Le présent article voudrait éclairer ce qui est souvent envisagé comme le dernier stade de ce processus de formalisation : le dispositif de protection prévu par la constitution allemande de 1949. On ne saurait bien sûr ignorer l’enracinement de ce dispositif – qu’il est d’usage de qualifier de streitbare Demokratie (démocratie « militante » ou « combative ») [1] – dans une trajectoire nationale tragique. Pourtant, tout en tirant leçon de ces catastrophes, les constituants de 1949 et la doctrine qui leur a succédé ont revendiqué pour le concept de « démocratie militante » une validité très large, prétendant dépasser la tension considérée jusqu’alors insoluble entre liberté des citoyens et sûreté de l’État [2]. En revenant sur la genèse de ce dispositif de protection et sur le discours qui l’a accompagnée, il s’agira de relever l’empreinte profonde laissée par les controverses doctrinales de la fin de la république de Weimar et d’apprécier l’ascendance des « spectres du passé » sur « le cerveau des vivants » (Marx). Pour le dire schématiquement, le concept de « démocratie militante » est le produit d’une certaine « métabolisation » [3] de l’échec de Weimar, d’une certaine interprétation des possibles constitutionnels qui s’offraient en 1930-1933, et d’une certaine mise en forme polémique du passé. Invitation donc à procéder à ce qu’il convient d’appeler une « étude des sources » de la notion de démocratie militante en Allemagne, en prenant comme fil conducteur le travail d’un juriste allemand exilé, Karl Loewenstein, et le rôle déterminant – mais, au bout du compte, paradoxal – qu’il a joué dans la politique constitutionnelle de la reconstruction démocratique post-1949.
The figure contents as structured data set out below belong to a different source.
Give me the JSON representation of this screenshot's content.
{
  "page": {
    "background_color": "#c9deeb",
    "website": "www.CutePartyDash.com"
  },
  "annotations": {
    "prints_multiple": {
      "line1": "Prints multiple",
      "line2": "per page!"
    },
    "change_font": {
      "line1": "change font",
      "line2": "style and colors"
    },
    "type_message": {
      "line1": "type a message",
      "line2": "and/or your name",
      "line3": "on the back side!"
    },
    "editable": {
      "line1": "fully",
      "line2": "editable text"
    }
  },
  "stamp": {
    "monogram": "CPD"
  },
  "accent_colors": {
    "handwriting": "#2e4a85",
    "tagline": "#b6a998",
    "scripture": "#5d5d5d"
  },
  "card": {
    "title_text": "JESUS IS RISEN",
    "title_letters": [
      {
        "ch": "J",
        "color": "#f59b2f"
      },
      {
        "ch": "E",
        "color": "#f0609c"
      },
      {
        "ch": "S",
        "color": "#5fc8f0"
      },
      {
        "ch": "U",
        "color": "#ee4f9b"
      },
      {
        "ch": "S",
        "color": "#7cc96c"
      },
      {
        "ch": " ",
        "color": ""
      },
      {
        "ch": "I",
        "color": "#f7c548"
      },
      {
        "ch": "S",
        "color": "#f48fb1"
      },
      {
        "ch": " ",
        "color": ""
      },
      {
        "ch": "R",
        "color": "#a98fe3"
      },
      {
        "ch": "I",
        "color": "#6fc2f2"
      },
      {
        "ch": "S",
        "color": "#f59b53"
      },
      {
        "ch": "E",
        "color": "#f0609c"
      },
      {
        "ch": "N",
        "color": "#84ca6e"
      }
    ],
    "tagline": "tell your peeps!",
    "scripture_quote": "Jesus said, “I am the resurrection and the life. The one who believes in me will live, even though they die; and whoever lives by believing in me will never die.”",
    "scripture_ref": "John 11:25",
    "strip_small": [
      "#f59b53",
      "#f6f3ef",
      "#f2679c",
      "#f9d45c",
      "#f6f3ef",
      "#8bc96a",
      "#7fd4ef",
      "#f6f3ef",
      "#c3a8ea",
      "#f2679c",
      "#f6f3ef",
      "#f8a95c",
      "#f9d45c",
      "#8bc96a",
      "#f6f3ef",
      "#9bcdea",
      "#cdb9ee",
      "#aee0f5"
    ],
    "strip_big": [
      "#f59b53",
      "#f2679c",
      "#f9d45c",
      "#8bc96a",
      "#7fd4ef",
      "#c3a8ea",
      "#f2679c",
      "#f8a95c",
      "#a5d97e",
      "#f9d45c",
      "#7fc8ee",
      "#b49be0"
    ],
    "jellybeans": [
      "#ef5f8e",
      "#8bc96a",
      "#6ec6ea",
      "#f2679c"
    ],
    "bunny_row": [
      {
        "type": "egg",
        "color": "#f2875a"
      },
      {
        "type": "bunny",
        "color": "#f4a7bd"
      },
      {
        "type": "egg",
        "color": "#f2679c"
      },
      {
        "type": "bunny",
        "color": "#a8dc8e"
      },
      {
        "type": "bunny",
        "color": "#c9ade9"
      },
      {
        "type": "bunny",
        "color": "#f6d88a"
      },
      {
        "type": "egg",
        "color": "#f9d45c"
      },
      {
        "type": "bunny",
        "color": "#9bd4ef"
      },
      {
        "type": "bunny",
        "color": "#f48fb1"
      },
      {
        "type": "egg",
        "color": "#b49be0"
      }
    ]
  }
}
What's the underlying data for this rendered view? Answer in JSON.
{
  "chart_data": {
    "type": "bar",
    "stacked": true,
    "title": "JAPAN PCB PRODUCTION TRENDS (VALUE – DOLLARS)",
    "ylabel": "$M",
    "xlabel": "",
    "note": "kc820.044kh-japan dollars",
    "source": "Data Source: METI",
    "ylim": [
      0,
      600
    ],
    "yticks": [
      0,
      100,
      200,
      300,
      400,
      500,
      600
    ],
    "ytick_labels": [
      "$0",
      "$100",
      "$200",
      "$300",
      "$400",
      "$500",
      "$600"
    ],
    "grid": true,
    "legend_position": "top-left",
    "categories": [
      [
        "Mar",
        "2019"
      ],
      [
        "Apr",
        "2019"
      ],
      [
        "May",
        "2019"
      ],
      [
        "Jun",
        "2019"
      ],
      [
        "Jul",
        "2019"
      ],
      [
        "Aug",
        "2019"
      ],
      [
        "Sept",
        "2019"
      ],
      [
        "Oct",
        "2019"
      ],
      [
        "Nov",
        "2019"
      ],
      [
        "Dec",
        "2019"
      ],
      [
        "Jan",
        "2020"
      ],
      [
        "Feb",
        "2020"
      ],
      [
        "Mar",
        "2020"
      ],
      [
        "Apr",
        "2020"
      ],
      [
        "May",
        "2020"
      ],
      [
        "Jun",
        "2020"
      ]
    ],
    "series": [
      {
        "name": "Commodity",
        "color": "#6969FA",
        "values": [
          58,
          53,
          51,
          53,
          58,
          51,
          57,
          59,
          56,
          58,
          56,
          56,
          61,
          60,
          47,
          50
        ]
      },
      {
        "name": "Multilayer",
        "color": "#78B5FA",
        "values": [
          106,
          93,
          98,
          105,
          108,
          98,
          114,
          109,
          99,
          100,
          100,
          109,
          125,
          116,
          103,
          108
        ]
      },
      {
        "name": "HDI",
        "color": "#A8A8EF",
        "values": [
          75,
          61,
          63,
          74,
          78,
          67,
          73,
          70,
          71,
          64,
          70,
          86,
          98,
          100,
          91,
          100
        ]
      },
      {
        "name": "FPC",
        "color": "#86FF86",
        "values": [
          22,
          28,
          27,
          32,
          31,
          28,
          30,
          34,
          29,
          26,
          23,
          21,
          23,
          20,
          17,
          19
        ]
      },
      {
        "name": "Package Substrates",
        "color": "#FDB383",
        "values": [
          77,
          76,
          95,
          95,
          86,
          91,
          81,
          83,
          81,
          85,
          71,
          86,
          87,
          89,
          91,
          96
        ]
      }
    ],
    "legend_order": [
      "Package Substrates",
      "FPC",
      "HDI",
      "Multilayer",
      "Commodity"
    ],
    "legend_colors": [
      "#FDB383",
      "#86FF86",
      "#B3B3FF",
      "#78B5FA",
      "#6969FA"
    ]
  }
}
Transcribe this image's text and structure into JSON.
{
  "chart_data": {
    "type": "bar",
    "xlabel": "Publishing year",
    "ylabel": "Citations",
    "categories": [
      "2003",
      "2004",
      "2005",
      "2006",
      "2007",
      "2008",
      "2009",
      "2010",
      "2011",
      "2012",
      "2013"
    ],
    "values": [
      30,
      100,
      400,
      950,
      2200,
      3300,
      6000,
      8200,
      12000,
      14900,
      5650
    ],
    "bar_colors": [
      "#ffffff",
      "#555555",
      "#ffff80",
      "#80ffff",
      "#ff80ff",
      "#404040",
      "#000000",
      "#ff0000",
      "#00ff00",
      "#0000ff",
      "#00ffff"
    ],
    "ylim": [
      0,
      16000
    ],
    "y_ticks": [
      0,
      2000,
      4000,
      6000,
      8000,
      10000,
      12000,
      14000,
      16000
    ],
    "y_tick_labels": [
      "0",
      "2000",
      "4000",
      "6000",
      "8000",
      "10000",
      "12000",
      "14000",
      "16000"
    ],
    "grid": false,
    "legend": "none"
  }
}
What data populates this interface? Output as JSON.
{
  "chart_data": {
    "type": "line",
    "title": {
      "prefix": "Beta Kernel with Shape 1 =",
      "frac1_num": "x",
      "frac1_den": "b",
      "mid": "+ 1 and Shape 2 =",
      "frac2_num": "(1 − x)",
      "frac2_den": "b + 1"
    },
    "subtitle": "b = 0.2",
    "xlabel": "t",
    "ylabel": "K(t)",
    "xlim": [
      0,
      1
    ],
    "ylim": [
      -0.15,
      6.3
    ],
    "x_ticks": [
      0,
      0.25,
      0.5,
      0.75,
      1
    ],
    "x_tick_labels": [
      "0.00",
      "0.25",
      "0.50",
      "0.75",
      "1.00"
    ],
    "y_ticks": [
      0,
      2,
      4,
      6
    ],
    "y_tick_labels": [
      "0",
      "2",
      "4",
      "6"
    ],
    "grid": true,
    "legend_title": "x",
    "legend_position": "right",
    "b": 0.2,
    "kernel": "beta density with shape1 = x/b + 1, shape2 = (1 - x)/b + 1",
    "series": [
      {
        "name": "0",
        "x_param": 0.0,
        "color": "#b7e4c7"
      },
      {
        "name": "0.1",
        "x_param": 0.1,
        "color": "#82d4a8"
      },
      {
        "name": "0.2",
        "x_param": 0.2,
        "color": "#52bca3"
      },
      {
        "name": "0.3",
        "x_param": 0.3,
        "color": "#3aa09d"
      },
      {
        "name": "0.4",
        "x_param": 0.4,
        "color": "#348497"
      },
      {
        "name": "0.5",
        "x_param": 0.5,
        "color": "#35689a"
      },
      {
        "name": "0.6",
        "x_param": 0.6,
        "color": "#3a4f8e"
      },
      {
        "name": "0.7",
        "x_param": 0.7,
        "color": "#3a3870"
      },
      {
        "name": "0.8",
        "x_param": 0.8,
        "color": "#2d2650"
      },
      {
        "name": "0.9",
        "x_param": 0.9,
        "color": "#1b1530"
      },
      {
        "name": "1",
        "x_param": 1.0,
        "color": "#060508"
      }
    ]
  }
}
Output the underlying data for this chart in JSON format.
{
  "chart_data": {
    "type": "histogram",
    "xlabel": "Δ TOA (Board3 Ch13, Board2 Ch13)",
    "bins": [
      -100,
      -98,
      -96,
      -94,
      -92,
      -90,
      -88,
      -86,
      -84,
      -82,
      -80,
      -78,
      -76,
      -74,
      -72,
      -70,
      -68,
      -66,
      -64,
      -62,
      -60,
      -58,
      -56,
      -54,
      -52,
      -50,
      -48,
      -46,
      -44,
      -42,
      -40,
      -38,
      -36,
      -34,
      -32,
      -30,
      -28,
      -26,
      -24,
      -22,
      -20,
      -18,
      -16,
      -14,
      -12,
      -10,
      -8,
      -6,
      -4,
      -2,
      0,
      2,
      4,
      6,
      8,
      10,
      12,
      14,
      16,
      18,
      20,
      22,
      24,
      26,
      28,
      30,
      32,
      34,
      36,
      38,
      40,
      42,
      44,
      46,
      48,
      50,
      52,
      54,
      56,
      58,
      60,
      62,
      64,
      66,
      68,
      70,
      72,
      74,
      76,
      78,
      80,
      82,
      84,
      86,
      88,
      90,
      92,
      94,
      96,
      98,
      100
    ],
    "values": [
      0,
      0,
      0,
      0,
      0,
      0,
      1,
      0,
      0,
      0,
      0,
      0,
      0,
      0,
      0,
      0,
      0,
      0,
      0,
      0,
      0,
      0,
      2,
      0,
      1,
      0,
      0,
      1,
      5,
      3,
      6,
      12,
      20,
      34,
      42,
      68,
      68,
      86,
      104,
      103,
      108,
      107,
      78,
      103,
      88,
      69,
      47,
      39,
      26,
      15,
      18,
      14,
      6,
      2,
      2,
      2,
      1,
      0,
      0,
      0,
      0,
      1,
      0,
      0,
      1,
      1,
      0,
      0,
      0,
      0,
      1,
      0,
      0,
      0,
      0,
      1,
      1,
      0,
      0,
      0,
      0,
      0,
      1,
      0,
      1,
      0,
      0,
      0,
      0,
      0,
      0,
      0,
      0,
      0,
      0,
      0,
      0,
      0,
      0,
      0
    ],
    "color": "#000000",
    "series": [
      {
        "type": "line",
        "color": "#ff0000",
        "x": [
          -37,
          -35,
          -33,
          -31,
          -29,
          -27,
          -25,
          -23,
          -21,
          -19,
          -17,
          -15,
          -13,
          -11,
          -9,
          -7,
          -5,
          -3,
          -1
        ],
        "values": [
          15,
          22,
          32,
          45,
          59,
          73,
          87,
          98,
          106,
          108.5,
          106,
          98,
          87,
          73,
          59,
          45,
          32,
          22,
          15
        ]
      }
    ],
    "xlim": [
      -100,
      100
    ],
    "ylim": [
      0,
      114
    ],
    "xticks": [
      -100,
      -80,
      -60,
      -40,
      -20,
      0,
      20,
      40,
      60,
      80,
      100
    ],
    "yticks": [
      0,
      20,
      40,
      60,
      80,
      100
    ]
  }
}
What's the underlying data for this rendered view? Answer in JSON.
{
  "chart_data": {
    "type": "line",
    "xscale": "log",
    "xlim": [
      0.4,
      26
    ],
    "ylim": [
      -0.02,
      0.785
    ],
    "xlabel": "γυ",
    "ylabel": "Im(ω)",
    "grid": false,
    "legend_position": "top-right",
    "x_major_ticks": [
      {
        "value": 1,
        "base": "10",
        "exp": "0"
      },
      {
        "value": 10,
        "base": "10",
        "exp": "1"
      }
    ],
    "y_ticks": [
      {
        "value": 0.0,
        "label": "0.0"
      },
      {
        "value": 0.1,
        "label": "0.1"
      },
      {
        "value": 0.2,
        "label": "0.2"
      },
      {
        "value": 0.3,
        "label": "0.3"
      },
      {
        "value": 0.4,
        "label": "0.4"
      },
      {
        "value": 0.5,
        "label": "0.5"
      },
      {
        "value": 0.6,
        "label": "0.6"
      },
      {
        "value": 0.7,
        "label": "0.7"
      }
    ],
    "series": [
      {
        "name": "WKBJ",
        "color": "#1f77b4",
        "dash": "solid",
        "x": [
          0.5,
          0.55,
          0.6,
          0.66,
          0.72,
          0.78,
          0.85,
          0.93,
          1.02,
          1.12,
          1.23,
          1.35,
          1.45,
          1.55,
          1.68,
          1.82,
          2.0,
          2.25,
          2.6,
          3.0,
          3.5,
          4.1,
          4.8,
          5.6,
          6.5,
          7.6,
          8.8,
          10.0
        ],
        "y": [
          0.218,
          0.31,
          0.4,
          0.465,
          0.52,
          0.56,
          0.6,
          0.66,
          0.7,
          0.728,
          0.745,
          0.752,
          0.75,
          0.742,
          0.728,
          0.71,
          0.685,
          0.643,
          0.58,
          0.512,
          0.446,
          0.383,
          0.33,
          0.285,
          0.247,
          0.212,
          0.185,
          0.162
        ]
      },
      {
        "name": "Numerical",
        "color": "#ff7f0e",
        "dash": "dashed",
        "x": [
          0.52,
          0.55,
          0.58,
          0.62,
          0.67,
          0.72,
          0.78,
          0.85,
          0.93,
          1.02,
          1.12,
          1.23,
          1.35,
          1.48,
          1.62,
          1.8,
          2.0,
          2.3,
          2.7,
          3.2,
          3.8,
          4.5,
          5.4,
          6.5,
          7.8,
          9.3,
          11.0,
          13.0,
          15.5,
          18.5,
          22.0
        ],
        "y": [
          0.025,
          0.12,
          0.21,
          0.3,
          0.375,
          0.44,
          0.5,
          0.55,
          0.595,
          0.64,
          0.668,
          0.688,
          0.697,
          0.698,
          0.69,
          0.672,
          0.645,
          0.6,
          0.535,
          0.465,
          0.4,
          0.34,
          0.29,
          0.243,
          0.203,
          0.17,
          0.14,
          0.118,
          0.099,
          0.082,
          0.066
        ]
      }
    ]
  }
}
[1] Cf. Eckard Jesse, Streitbare Demokratie, Berlin, Colloquium, 1980. Pour une présentation officielle, cf. la documentation publiée par le Bureau fédéral de protection de la constitution, Bundesamt für Verfassungsschutz. Aufgaben, Befugnisse, Grenzen, Cologne, 2002.
[2] Sur les difficultés conceptuelles propres à la streitbare Demokratie, cf. Otto Pfersmann, « Shaping Militant Democracy », in A. Sajó (dir.) Militant Democracy, Utrecht, Eleven, 2004, p. 47-60.
[3] J’emprunte ce terme à Jan-Werner Müller, A Dangerous Mind. Carl Schmitt in Post-War European Thought, New Haven, Yale University Press, 2003, p. 5.